Harvesting And Handling
Summer squashes are usually eaten at immature stages, as opposed to the hard or winter types, which are eaten when the fruit is mature; the male flowers are also harvested and sold. Summer squash fruit is generally harvested when the rind is still tender and the seeds are immature. Care should be taken not to injure the soft skin. Wearing gloves can reduce damage to the fruit by fingernails. A clean, dry rag may be used to clean dirt and dust off the fruit. Depending on the variety, fruit reach harvestable size 4 to 8 days after pollination. If fruit is allowed to remain on the plants too long before picking, the plants tend to set fewer fruit. Harvests every other day (depending on the temperature) are common for up to several months. Zucchini and straightneck fruits are more desirable at 5 to 6 inches (12.5 to 15 cm) long for western markets and 7 to 8 inches (18 to 20.5 cm) long for eastern markets. Crookneck, straightneck, and zucchini fruits should be 1.25 to 2 inches (32 to 51 mm) in diameter. Specific sizing and maturity may vary depending on the market.
Fruit is hand-picked into containers and usually sorted, graded, and packed in the field. Fruit should be cooled to 50°F (10°C) as soon as possible. Delaying cooling adversely affects fruit quality and shortens the shelf life. The yield depends on the number of harvests and the size of the fruit; selecting small squash reduces the overall yield.
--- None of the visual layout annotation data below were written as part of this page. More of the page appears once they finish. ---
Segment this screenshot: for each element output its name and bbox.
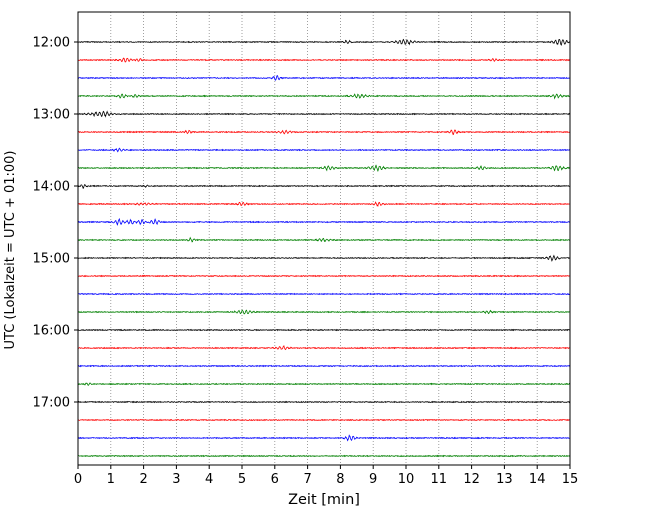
x-tick-label: 8 bbox=[336, 472, 344, 487]
trace-14-15 bbox=[77, 201, 571, 207]
trace-12-45 bbox=[77, 93, 571, 100]
trace-14-30 bbox=[78, 217, 571, 226]
y-tick-label: 14:00 bbox=[33, 180, 70, 195]
trace-17-00 bbox=[78, 400, 571, 404]
x-tick-label: 4 bbox=[205, 472, 213, 487]
trace-16-00 bbox=[77, 328, 571, 332]
y-tick-label: 17:00 bbox=[33, 396, 70, 411]
x-tick-label: 3 bbox=[172, 472, 180, 487]
x-tick-label: 14 bbox=[529, 472, 546, 487]
x-tick-label: 12 bbox=[463, 472, 480, 487]
x-tick-label: 15 bbox=[562, 472, 579, 487]
y-axis-label: UTC (Lokalzeit = UTC + 01:00) bbox=[3, 151, 18, 350]
trace-15-45 bbox=[77, 309, 571, 315]
plot-frame bbox=[77, 11, 571, 466]
x-tick-label: 11 bbox=[431, 472, 448, 487]
trace-17-15 bbox=[77, 418, 571, 422]
y-tick-label: 13:00 bbox=[33, 108, 70, 123]
plot-content: 0 1 2 3 4 5 6 7 8 9 10 11 12 13 14 1512:0013:0014:0015:… bbox=[33, 11, 579, 487]
trace-17-30 bbox=[77, 434, 571, 442]
trace-13-30 bbox=[77, 147, 571, 153]
trace-17-45 bbox=[77, 454, 571, 458]
trace-13-00 bbox=[77, 110, 571, 118]
x-tick-label: 9 bbox=[369, 472, 377, 487]
x-tick-label: 6 bbox=[271, 472, 279, 487]
x-tick-label: 2 bbox=[139, 472, 147, 487]
trace-15-30 bbox=[77, 292, 571, 296]
x-tick-label: 0 bbox=[74, 472, 82, 487]
x-tick-label: 5 bbox=[238, 472, 246, 487]
trace-16-15 bbox=[77, 345, 571, 351]
trace-13-15 bbox=[77, 129, 571, 136]
trace-16-45 bbox=[77, 382, 571, 387]
x-tick-label: 13 bbox=[496, 472, 513, 487]
trace-14-00 bbox=[77, 184, 571, 189]
y-tick-label: 12:00 bbox=[33, 36, 70, 51]
trace-14-45 bbox=[77, 236, 570, 243]
x-axis-label: Zeit [min] bbox=[288, 492, 360, 508]
x-tick-label: 7 bbox=[303, 472, 311, 487]
trace-12-00 bbox=[77, 38, 571, 46]
trace-16-30 bbox=[77, 364, 571, 368]
x-tick-label: 1 bbox=[107, 472, 115, 487]
y-tick-label: 16:00 bbox=[33, 324, 70, 339]
trace-15-00 bbox=[77, 254, 571, 262]
trace-15-15 bbox=[77, 274, 571, 278]
y-tick-label: 15:00 bbox=[33, 252, 70, 267]
x-tick-label: 10 bbox=[398, 472, 415, 487]
trace-12-30 bbox=[77, 75, 571, 81]
trace-12-15 bbox=[77, 57, 571, 63]
trace-13-45 bbox=[77, 164, 571, 173]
Most fields exceed 1,000 cartons per acre, but yields of 2,400 cartons per acre have been reported. Zucchini are usually packed in 28-pound cartons, while scallop squash are packed in 26-pound cartons.
Postharvest Handling
Fresh market summer squash should be stored at 41° to 50°F (5° to 10°C) and 95 percent relative humidity. The storage life is usually less than 10 days, although zucchini has been stored at 41°F with acceptable market quality for up to 2 weeks. Storage at below 41°F for 1 to 2 days generally results in chilling injury, though varieties differ in their sensitivity. Chilling injury is seen as pitting on the surface, discoloration, and accelerated decay. Storage in low-oxygen atmospheres is of little or no value. Summer squashes are low to moderately sensitive to ethylene gas; accelerated yellowing of green types results from exposure to low levels of ethylene. Additional information on postharvest handling can be obtained from the UC Davis postharvest website at http://postharvest.ucdavis.edu.
Marketing
Florida is the leading state in summer squash production, and California is second. Other states of importance are Texas, New Jersey, Massachusetts, New York, Michigan, Georgia, Oregon, and South Carolina. Typically, zucchini is marketed according to one of three sizes (according to U.S. #1 grade standards) in a 28-pound box: Extra Fancy, 5" to 6" length and 1" to 1.5" width; Fancy, 6" to 7" length and 1.25" to 1.75" width; and Medium, 7" to 8" length and 1.75" to 2.25" width. Prices reported paid at the Los Angeles terminal market were highest in mid-March after zucchini shipments from Mexico declined, and high again from October through December. A specialty market also exists for "baby" type summer squashes that are harvested at a very small immature stage and sometimes sold with the flowers attached.